You have to give these people credit for their humanity though. Obviously they had great concern for Mr Finlayson's wellbeing, even if that concern is based on total ignorance of how sodium fluoroacetate reacts in water.
One suspects, however, that some of the anti-1080 lobby can give it but can't take it. The unfailingly polite and reasonable Mr Finlayson has come in for some truly horrible treatment at the keyboards of his critics, infinitely much worse than anything than he has ever said, to the writer's knowledge. Nor is the writer aware of any 1080 critic ever suggesting that those who disagree with him eschew the invective that he has suffered over the years.
The fact seems to be that those who do not agree with him are free to say what they like how they like, while he does not have the right to demonstrate that claims that 1080 poisons water are the product of propaganda that some are prepared to accept without question.
Certainly the complainants took his reference to Goebbels personally, even if he didn't identify them. The cap might fit, but these four don't want to wear it.
More fundamentally, if his role as an elected member of the Northland Regional Council, with a particular, highly-qualified interest in all things conservation, prohibits him from speaking, democracy really is in trouble.
This newspaper's opinion columns are regularly used by people to complain that their elected representatives are not doing their job. And there is some basis for saying that. Yet when one of them stands up and points out in graphic fashion that the emperor has no clothes he is castigated. Worse, he is subjected to a bid to silence him.

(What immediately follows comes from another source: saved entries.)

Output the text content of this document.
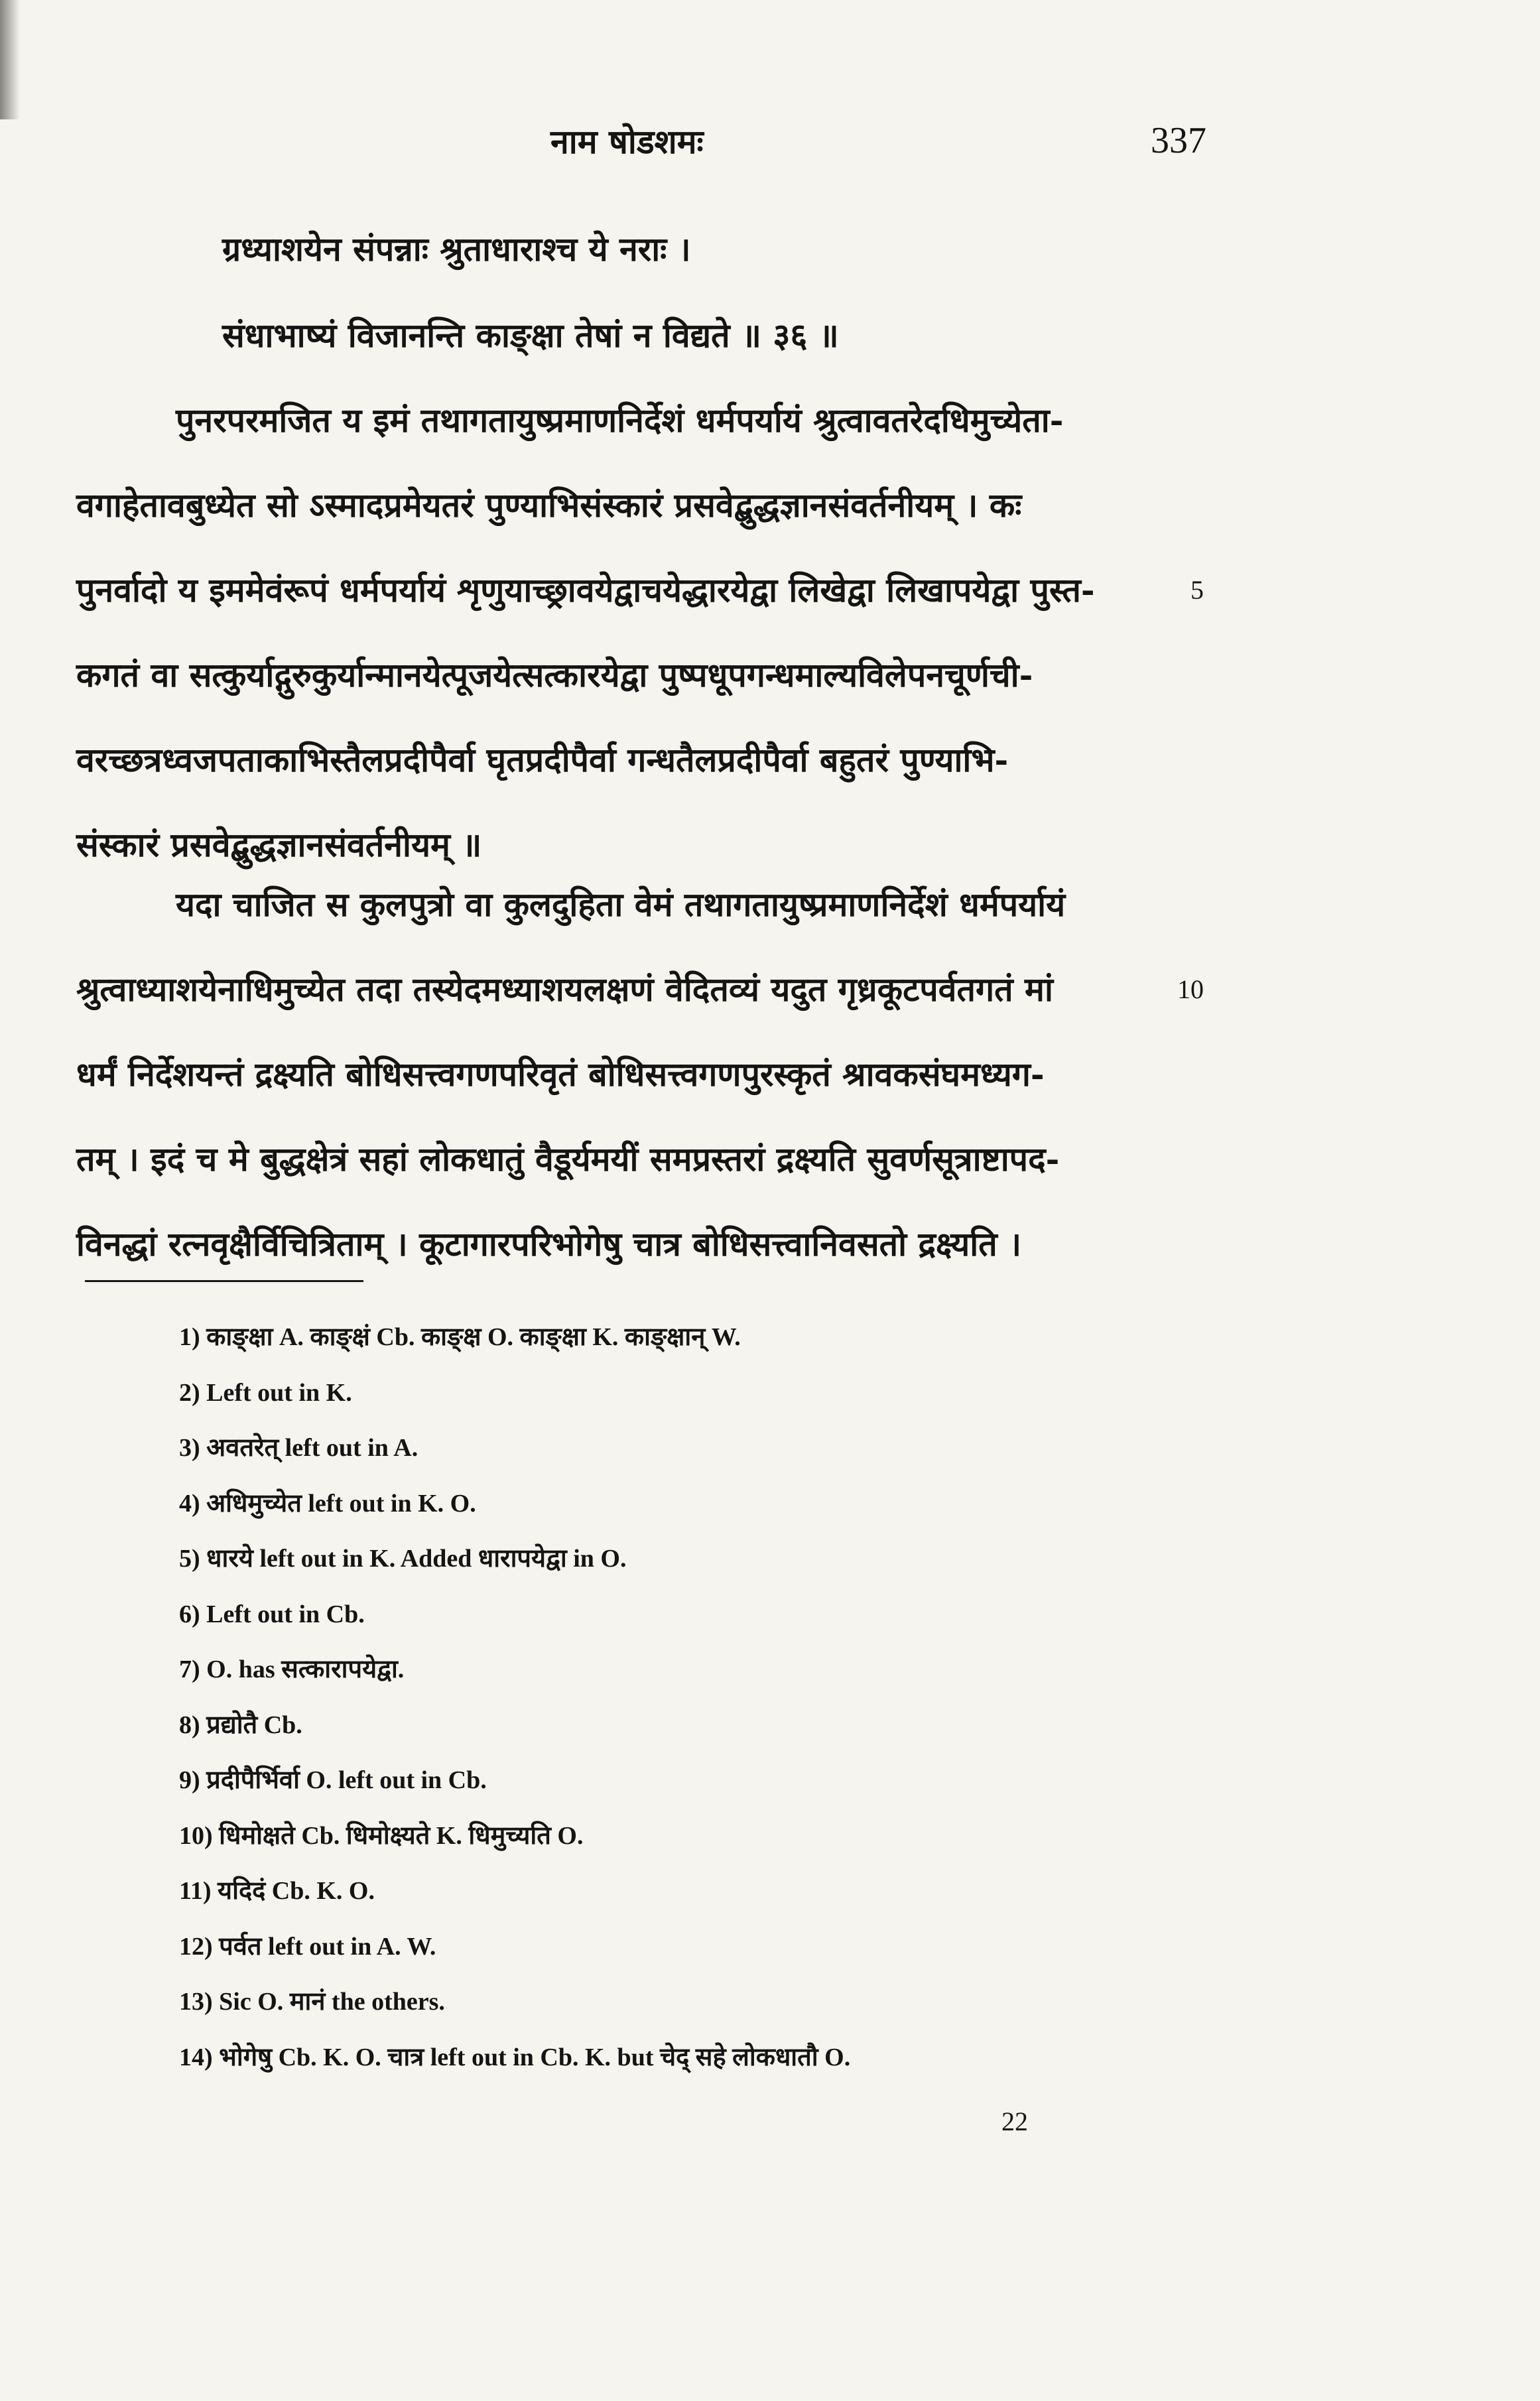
नाम षोडशमः	337
ग्रध्याशयेन संपन्नाः श्रुताधाराश्च ये नराः ।
संधाभाष्यं विजानन्ति काङ्क्षा तेषां न विद्यते ॥ ३६ ॥
पुनरपरमजित य इमं तथागतायुष्प्रमाणनिर्देशं धर्मपर्यायं श्रुत्वावतरेदधिमुच्येता-
वगाहेतावबुध्येत सो ऽस्मादप्रमेयतरं पुण्याभिसंस्कारं प्रसवेद्बुद्धज्ञानसंवर्तनीयम् । कः
पुनर्वादो य इममेवंरूपं धर्मपर्यायं शृणुयाच्छ्रावयेद्वाचयेद्धारयेद्वा लिखेद्वा लिखापयेद्वा पुस्त-	5
कगतं वा सत्कुर्याद्गुरुकुर्यान्मानयेत्पूजयेत्सत्कारयेद्वा पुष्पधूपगन्धमाल्यविलेपनचूर्णची-
वरच्छत्रध्वजपताकाभिस्तैलप्रदीपैर्वा घृतप्रदीपैर्वा गन्धतैलप्रदीपैर्वा बहुतरं पुण्याभि-
संस्कारं प्रसवेद्बुद्धज्ञानसंवर्तनीयम् ॥
यदा चाजित स कुलपुत्रो वा कुलदुहिता वेमं तथागतायुष्प्रमाणनिर्देशं धर्मपर्यायं
श्रुत्वाध्याशयेनाधिमुच्येत तदा तस्येदमध्याशयलक्षणं वेदितव्यं यदुत गृध्रकूटपर्वतगतं मां	10
धर्मं निर्देशयन्तं द्रक्ष्यति बोधिसत्त्वगणपरिवृतं बोधिसत्त्वगणपुरस्कृतं श्रावकसंघमध्यग-
तम् । इदं च मे बुद्धक्षेत्रं सहां लोकधातुं वैडूर्यमयीं समप्रस्तरां द्रक्ष्यति सुवर्णसूत्राष्टापद-
विनद्धां रत्नवृक्षैर्विचित्रिताम् । कूटागारपरिभोगेषु चात्र बोधिसत्त्वानिवसतो द्रक्ष्यति ।
1) काङ्क्षा A. काङ्क्षं Cb. काङ्क्ष O. काङ्क्षा K. काङ्क्षान् W.
2) Left out in K.
3) अवतरेत् left out in A.
4) अधिमुच्येत left out in K. O.
5) धारये left out in K. Added धारापयेद्वा in O.
6) Left out in Cb.
7) O. has सत्कारापयेद्वा.
8) प्रद्योतै Cb.
9) प्रदीपैर्भिर्वा O. left out in Cb.
10) धिमोक्षते Cb. धिमोक्ष्यते K. धिमुच्यति O.
11) यदिदं Cb. K. O.
12) पर्वत left out in A. W.
13) Sic O. मानं the others.
14) भोगेषु Cb. K. O. चात्र left out in Cb. K. but चेद् सहे लोकधातौ O.
22
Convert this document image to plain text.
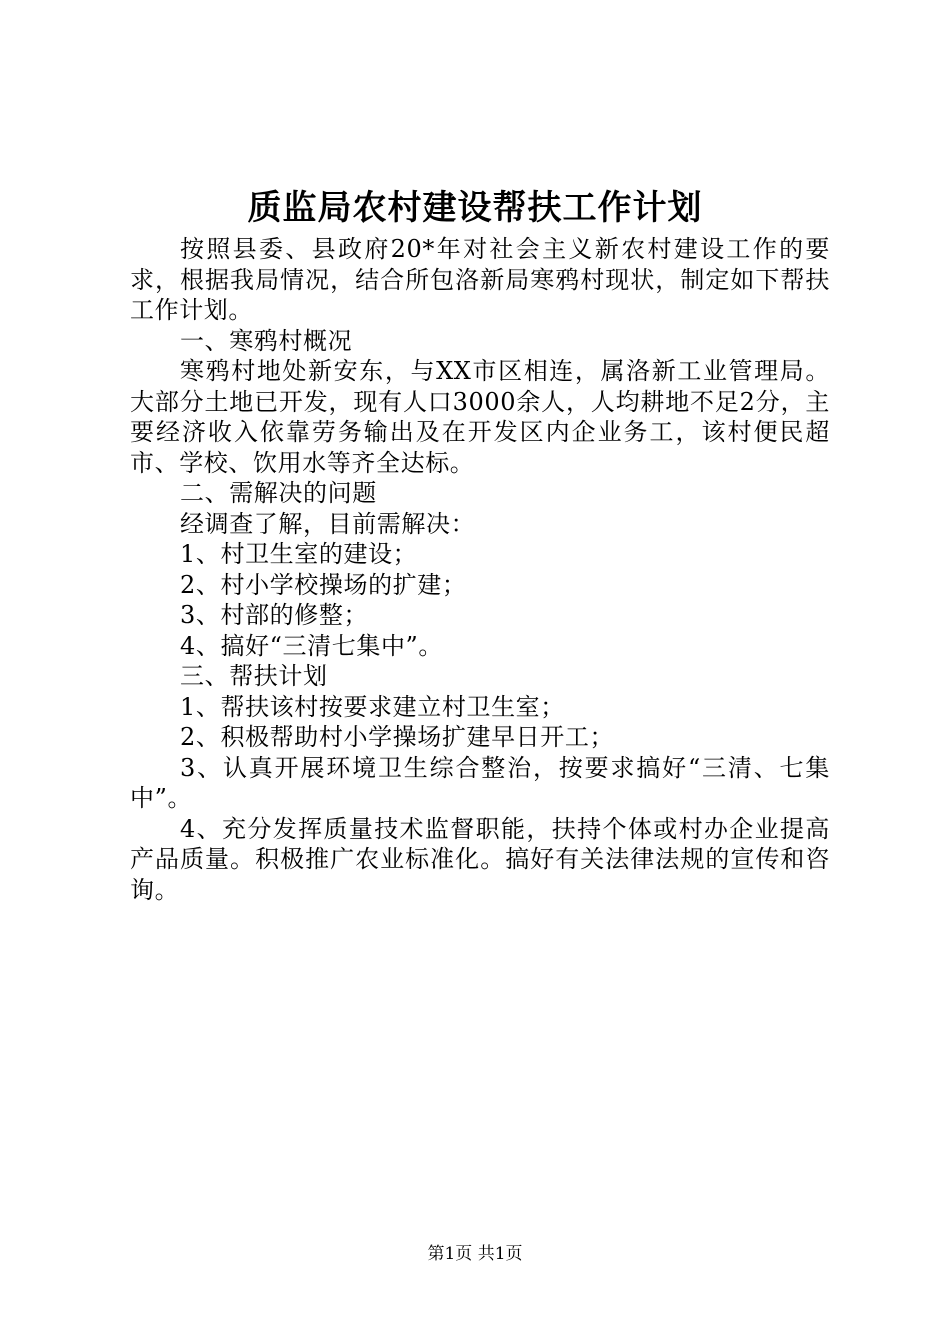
质监局农村建设帮扶工作计划

按照县委、县政府20*年对社会主义新农村建设工作的要求，根据我局情况，结合所包洛新局寒鸦村现状，制定如下帮扶工作计划。

一、寒鸦村概况

寒鸦村地处新安东，与XX市区相连，属洛新工业管理局。大部分土地已开发，现有人口3000余人，人均耕地不足2分，主要经济收入依靠劳务输出及在开发区内企业务工，该村便民超市、学校、饮用水等齐全达标。

二、需解决的问题

经调查了解，目前需解决：

1、村卫生室的建设；

2、村小学校操场的扩建；

3、村部的修整；

4、搞好“三清七集中”。

三、帮扶计划

1、帮扶该村按要求建立村卫生室；

2、积极帮助村小学操场扩建早日开工；

3、认真开展环境卫生综合整治，按要求搞好“三清、七集中”。

4、充分发挥质量技术监督职能，扶持个体或村办企业提高产品质量。积极推广农业标准化。搞好有关法律法规的宣传和咨询。

第1页 共1页
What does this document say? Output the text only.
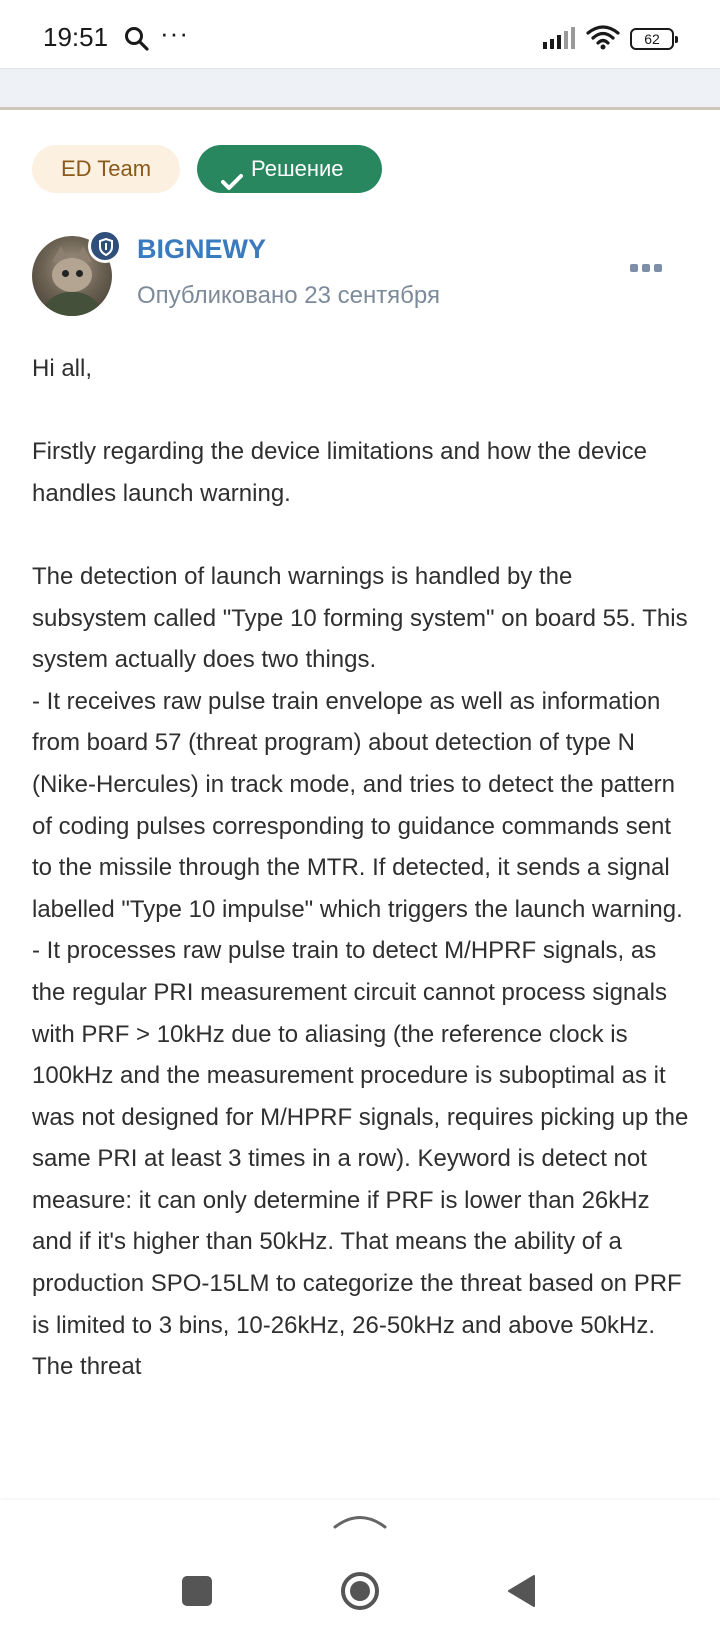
19:51 ···	62
ED Team	Решение
BIGNEWY
Опубликовано 23 сентября

Hi all,

Firstly regarding the device limitations and how the device handles launch warning.

The detection of launch warnings is handled by the subsystem called "Type 10 forming system" on board 55. This system actually does two things.

- It receives raw pulse train envelope as well as information from board 57 (threat program) about detection of type N (Nike-Hercules) in track mode, and tries to detect the pattern of coding pulses corresponding to guidance commands sent to the missile through the MTR. If detected, it sends a signal labelled "Type 10 impulse" which triggers the launch warning.

- It processes raw pulse train to detect M/HPRF signals, as the regular PRI measurement circuit cannot process signals with PRF > 10kHz due to aliasing (the reference clock is 100kHz and the measurement procedure is suboptimal as it was not designed for M/HPRF signals, requires picking up the same PRI at least 3 times in a row). Keyword is detect not measure: it can only determine if PRF is lower than 26kHz and if it's higher than 50kHz. That means the ability of a production SPO-15LM to categorize the threat based on PRF is limited to 3 bins, 10-26kHz, 26-50kHz and above 50kHz. The threat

All this is rather more than a storm in a teacup, to coin a phrase. It is about the rights, even obligations, of people who are elected to represent us to air their opinions, and that's something we need more of, not less. Mr Finlayson has left absolutely no doubt about where he stands on 1080; how many of his elected colleagues can say the same? Whether it is Mr Nicolson's fault or not, and one would have to say it is not, that the council doesn't have an official position on 1080, we are entitled to know where the elected members stand.
We are entitled to know more than we do about where our elected representatives stand on a lot of issues. It is right and proper that elected members of any authority accept the majority view of that authority on any issue once a position is formally taken, but that does not apply here, and does not apply in all manner of other circumstances.
Mike Finlayson's views on 1080 are genuine, strongly held, and based on scientific evidence. His critics might be equally passionate, but are not so well informed. He has repeatedly displayed his courage; it isn't easy to maintain a stand that attracts the vitriol that he routinely receives, but he sticks to his guns. And good on him.
If someone wants to argue that he was foolish to drink his cup of tea made from potentially poisoned water, let them argue that from an informed, scientific point of view. If they can't do that it is their democratic right to continue disagreeing with him from a position of ignorance, but resorting to the rule book to silence him reveals them to be what they are, the champions of a cause that is entirely built on propaganda.